I have recently introduced PETSc abstractions for quadrature, function spaces, dual spaces, and finite elements. Some good examples of this in PETSc are the Poisson equation with nonlinear coefficient and the Stokes equation on both simplicial and hexhedral meshes. Jed and I have also produced a 2nd order TVD finite volume example that can solve advection, shallow water, and the Euler equations with a variety of limiters and least-squares reconstruction.

The discretization interface plays well with the DM interface for topology representation. This lets the user specify boundary conditions on any marked part of the boundary, automatically refine the mesh in parallel, create interpolation operators for the mesh hierarchy, and extract submanifolds from computation or visualization. In fact, SNES ex12 showcases an automatically assembled FAS (nonlinear multigrid) scheme for the p-Laplacian. The user need only specify the equations and boundary conditions as pointwise functions, and PETSc can assemble the rest. This is very much like the FEniCS approach. For example, the functions for Stokes:

void f1u(PetscScalar u[], PetscScalar gradU[], PetscScalar a[], PetscScalar gradA[],
         PetscReal x[], PetscScalar f1[]) {
  for (comp = 0; comp < Ncomp; ++comp) {
    for (d = 0; d < dim; ++d) f1[comp*dim+d] = gradU[comp*dim+d]; /* (grad v, grad u) */
    f1[comp*dim+comp] -= u[Ncomp];                                /* (grad v, -p      */
void f1p(PetscScalar u[], PetscScalar gradU[], PetscScalar a[], PetscScalar gradA[],
         PetscReal x[], PetscScalar f0[]) {
  f0[0] = 0.0;
  for (d = 0; d < dim; ++d) f0[0] += gradU[d*dim+d];
And the boundary condition can be specified using:
void quadratic_u_2d(const PetscReal x[], PetscScalar *u, void *ctx)
  u[0] = x[0]*x[0] + x[1]*x[1];
  u[1] = 2.0*x[0]*x[0] - 2.0*x[0]*x[1];
Note that this strategy of using a pointwise specification of the problem is excellent for problems of moderate complexity, but does not cover everything. However, the residual/Jacobian evaluation interface is nicely hierarchical, and thus the user can decide how much of the infrastructure to use for their problem, much like the rest of PETSc.

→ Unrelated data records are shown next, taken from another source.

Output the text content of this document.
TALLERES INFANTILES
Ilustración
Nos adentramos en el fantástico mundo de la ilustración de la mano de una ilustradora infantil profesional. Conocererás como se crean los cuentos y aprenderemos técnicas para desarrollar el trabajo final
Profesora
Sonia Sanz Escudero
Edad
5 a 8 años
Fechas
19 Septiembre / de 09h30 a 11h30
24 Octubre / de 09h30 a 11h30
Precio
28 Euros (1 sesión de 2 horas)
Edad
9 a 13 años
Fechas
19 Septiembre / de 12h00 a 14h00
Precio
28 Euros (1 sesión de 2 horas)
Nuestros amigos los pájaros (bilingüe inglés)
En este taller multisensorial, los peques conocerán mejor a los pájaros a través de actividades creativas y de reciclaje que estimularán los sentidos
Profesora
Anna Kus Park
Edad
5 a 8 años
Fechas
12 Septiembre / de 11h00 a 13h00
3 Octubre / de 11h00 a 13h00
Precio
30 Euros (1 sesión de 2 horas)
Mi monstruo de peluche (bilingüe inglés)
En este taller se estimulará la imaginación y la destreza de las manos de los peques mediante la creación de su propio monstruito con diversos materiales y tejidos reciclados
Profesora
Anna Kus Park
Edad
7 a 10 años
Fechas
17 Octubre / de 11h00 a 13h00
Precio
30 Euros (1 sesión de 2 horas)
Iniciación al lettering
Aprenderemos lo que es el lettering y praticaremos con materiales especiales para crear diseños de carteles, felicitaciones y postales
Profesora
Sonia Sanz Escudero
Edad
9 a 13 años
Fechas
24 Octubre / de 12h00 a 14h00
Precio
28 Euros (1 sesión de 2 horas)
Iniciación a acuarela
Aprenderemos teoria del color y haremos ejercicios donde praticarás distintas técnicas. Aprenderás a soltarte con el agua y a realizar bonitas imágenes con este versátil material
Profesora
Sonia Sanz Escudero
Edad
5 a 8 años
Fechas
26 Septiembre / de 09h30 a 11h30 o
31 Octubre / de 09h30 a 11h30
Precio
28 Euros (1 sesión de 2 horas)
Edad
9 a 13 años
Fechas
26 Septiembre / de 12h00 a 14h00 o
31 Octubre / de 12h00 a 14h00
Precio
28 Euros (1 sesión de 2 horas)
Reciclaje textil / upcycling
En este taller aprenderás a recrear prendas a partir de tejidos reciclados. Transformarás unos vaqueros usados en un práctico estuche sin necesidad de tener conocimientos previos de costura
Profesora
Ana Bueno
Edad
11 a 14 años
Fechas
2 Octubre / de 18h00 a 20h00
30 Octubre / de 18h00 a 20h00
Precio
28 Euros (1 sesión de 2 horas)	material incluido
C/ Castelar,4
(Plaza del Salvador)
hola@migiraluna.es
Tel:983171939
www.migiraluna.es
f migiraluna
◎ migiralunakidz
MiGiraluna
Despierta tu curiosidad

I collaborate with Jed Brown, Ridgway Scott, Andy Terrel, Peter Brune, and Robert Kirby on automation of finite element discretization, as well as better integration of mesh abstraction with discretization and solver routines. I am also involved with the FEniCS project at Simula Research, working in particular with Hans Petter Langtangen and Anders Logg. The overarching theme for this work is that automation in scientific computing, exemplified by compilers, should be raised to a higher level of abstraction. By confining ourselves to a well understood domain, in this case finite element methods, we can make the symbolic problem tractable. A prime example of this program is the FEniCS Form Compiler (FFC) which I use to generate GPU integration code in this paper.